Food runs out slowly.

Oxygen disappears fast.

Water? Water decides how long everything else lasts.

On Mars, there are no rivers, no rain, and no easy refills. Every sip, every plant, every system depends on water—and if it’s gone, survival ends. In The Martian, Mark Watney faces a brutal reality: even if he can grow food, none of it matters without water.

This lesson explores how chemistry becomes a survival tool when resources don’t exist naturally—and why making water from “nothing” is one of the most dangerous problems science can solve.

Chemistry model of molecule water scientific elements, integrated particles of hydrogen and oxygen, isolated on white background.

Why Water Is the Bottleneck

Water on Mars is scarce, locked away as ice or buried deep underground.

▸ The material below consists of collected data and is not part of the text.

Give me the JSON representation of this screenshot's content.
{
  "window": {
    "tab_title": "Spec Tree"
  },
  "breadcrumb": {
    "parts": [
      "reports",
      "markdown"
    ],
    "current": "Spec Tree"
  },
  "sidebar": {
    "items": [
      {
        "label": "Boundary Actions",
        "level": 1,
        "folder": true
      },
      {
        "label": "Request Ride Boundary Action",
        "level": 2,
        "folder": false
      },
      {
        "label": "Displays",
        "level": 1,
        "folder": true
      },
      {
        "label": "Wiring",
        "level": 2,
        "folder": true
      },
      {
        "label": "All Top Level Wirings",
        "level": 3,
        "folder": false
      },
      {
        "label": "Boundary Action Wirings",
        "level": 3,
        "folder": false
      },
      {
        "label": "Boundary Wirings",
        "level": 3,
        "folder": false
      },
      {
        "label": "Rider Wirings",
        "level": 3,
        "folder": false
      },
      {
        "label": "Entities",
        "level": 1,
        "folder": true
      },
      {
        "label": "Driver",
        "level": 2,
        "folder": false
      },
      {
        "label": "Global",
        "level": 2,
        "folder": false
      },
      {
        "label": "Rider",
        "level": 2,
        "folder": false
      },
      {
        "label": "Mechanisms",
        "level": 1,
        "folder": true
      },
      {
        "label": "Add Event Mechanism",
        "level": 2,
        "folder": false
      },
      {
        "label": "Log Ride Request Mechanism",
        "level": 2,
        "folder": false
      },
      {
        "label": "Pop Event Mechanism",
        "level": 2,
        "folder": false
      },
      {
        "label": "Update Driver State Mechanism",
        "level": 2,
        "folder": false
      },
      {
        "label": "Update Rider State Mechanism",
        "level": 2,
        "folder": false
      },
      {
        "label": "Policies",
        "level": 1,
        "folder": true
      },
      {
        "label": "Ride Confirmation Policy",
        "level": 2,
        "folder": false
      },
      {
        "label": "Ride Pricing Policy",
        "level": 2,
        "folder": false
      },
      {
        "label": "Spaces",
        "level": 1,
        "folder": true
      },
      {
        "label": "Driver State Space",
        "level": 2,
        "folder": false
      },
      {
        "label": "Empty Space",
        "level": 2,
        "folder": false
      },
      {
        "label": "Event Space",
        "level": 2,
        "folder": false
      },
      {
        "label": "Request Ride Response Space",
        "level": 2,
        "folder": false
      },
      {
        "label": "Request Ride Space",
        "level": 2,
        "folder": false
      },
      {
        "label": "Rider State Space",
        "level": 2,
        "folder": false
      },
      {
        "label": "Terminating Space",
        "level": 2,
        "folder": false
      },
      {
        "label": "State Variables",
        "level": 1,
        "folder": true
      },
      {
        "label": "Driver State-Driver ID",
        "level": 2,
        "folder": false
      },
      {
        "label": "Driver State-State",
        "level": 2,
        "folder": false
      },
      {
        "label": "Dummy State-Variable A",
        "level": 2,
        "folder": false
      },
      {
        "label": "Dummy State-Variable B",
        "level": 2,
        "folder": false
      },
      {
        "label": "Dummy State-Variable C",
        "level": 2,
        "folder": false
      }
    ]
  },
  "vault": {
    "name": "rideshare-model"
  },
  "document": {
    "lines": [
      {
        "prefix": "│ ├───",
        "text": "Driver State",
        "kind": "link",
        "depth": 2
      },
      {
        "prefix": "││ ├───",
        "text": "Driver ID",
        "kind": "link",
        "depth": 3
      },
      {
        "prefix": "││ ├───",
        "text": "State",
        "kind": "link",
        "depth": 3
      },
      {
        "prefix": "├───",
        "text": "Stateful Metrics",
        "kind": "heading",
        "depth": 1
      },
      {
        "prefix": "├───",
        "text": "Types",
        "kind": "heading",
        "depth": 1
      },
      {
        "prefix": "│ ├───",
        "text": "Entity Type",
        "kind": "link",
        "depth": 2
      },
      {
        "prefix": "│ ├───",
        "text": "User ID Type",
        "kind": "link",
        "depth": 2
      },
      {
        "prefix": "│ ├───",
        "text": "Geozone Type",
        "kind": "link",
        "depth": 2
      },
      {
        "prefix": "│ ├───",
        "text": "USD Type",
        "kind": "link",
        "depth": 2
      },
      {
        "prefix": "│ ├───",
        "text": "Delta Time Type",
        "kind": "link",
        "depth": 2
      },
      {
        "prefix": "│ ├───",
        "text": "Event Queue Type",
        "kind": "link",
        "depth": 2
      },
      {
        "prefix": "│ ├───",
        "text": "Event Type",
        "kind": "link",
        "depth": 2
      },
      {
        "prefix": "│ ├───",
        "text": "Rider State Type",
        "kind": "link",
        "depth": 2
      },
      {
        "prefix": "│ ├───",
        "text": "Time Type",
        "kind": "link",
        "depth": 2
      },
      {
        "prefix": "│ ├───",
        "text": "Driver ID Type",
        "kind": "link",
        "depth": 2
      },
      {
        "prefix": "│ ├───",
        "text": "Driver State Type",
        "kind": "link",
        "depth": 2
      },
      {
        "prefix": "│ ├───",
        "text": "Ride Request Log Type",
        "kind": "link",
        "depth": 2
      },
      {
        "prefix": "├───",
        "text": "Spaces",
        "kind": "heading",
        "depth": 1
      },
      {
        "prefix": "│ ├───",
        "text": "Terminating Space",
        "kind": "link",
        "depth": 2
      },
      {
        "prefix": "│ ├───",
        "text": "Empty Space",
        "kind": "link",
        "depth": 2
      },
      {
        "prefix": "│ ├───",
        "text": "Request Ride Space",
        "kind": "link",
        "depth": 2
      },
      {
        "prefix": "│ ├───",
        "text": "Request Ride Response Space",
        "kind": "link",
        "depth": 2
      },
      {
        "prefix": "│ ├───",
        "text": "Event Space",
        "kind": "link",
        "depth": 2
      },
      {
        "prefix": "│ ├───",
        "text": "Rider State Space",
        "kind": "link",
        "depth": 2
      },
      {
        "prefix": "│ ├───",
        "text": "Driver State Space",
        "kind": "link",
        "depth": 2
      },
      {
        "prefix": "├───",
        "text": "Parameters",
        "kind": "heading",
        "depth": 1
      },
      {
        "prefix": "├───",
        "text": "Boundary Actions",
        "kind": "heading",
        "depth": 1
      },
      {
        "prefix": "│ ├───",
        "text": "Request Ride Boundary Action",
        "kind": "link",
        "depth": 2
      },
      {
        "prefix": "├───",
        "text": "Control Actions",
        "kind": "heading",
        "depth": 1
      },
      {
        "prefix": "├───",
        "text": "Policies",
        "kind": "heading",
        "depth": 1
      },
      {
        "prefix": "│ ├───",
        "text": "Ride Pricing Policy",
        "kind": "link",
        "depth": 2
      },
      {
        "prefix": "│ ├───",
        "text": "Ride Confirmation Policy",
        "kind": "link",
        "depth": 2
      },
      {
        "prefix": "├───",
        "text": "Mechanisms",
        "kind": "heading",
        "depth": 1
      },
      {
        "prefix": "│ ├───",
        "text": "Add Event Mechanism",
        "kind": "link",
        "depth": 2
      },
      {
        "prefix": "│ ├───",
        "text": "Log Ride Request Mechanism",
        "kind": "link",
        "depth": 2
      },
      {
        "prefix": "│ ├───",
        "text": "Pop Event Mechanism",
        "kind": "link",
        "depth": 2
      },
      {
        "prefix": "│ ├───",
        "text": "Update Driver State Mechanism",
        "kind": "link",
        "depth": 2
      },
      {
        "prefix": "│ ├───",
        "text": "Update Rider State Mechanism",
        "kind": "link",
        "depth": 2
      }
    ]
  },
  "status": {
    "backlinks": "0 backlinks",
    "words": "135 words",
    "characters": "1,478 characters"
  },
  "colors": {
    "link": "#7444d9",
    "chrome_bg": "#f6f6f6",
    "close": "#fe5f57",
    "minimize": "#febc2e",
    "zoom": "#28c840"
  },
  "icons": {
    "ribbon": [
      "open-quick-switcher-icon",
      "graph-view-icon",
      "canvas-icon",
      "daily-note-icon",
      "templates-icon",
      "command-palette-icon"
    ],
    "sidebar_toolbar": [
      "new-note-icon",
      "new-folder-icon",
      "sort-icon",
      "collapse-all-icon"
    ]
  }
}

Accessing it requires heavy equipment, time, and energy—things a stranded astronaut doesn’t have.

Water is essential because it:

  • Keeps humans alive

  • Allows plants to grow

  • Controls temperature

  • Supports chemical reactions

  • Helps manage toxic soil

No water means no farming. No farming means no long-term survival.

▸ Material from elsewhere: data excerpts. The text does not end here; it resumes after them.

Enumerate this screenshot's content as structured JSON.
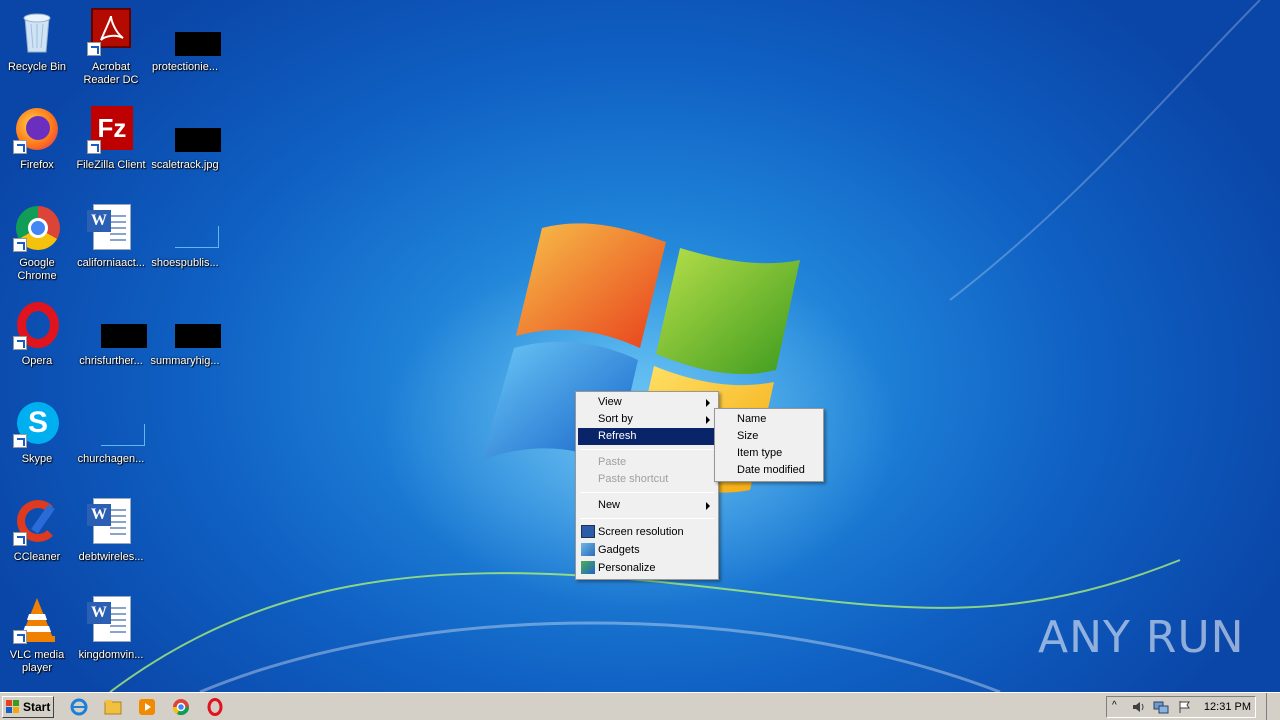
{
  "desktop": {
    "icons": [
      {
        "label": "Recycle Bin"
      },
      {
        "label": "Acrobat Reader DC"
      },
      {
        "label": "protectionie..."
      },
      {
        "label": "Firefox"
      },
      {
        "label": "FileZilla Client"
      },
      {
        "label": "scaletrack.jpg"
      },
      {
        "label": "Google Chrome"
      },
      {
        "label": "californiaact..."
      },
      {
        "label": "shoespublis..."
      },
      {
        "label": "Opera"
      },
      {
        "label": "chrisfurther..."
      },
      {
        "label": "summaryhig..."
      },
      {
        "label": "Skype"
      },
      {
        "label": "churchagen..."
      },
      {
        "label": "CCleaner"
      },
      {
        "label": "debtwireles..."
      },
      {
        "label": "VLC media player"
      },
      {
        "label": "kingdomvin..."
      }
    ]
  },
  "context_menu": {
    "items": [
      {
        "label": "View"
      },
      {
        "label": "Sort by"
      },
      {
        "label": "Refresh"
      },
      {
        "label": "Paste"
      },
      {
        "label": "Paste shortcut"
      },
      {
        "label": "New"
      },
      {
        "label": "Screen resolution"
      },
      {
        "label": "Gadgets"
      },
      {
        "label": "Personalize"
      }
    ],
    "highlighted": "Refresh"
  },
  "submenu": {
    "items": [
      {
        "label": "Name"
      },
      {
        "label": "Size"
      },
      {
        "label": "Item type"
      },
      {
        "label": "Date modified"
      }
    ]
  },
  "taskbar": {
    "start_label": "Start",
    "clock": "12:31 PM"
  },
  "watermark": "ANY RUN",
  "colors": {
    "highlight": "#0a246a",
    "taskbar": "#d4d0c8"
  }
}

So if water can’t be found, it has to be made.

fresh hydroponics vegetable with water dew

The Recipe Everyone Knows (But Few Should Try)

At its simplest, water is made from:

  • Hydrogen

  • Oxygen

Combine them correctly, and you get H?O.

Combine them incorrectly, and you get an explosion.

This is where chemistry becomes less about equations and more about control.

Video Moment: When Chemistry Gets Risky

Before breaking down the science, watch this short clip from The Martian. As you watch, pay attention to the assumptions Watney makes—and what goes wrong.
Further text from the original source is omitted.